Off-Broadway, Lenz directed the Drama Desk Award-nominated revival of the hit musical Pageant (2014), and the Martin Casella comedy, The Irish Curse at SoHo Playhouse in 2010. He won Best Director for the New York Musical Theatre Festival in 2008 for the original comedy musical, Idaho! which went on to have productions at The Forestburgh Playhouse and at the Smith Center for the Performing Arts in Las Vegas, both directed by Lenz.

He directed the national touring production of A Christmas Story: The Musical in 2014 and the production has continued to tour major US cities for six years at the Christmas holidays (2014-2019).
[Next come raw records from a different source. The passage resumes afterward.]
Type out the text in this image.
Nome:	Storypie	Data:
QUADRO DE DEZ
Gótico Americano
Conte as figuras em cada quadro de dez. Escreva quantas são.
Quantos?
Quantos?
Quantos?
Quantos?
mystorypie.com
Lenz also conceived and directed the 2016 tour of Cheers: Live Onstage which premiered at the Shubert Theatre in Boston.

In 2018 he directed the acclaimed US premiere of Grumpy Old Men: The Musical (book by Dan Remmes, music by Neil Berg and lyrics Nick Meglin) at the historic Ogunquit Playhouse in Maine. The production starred Hal Linden, Mark Jacoby and Sally Struthers. In 2019, the production went on to make its West Coast premiere at La Mirada Theatre in California starring Cathy Rigby and Ken Page, with Jacoby and Linden reprising their roles.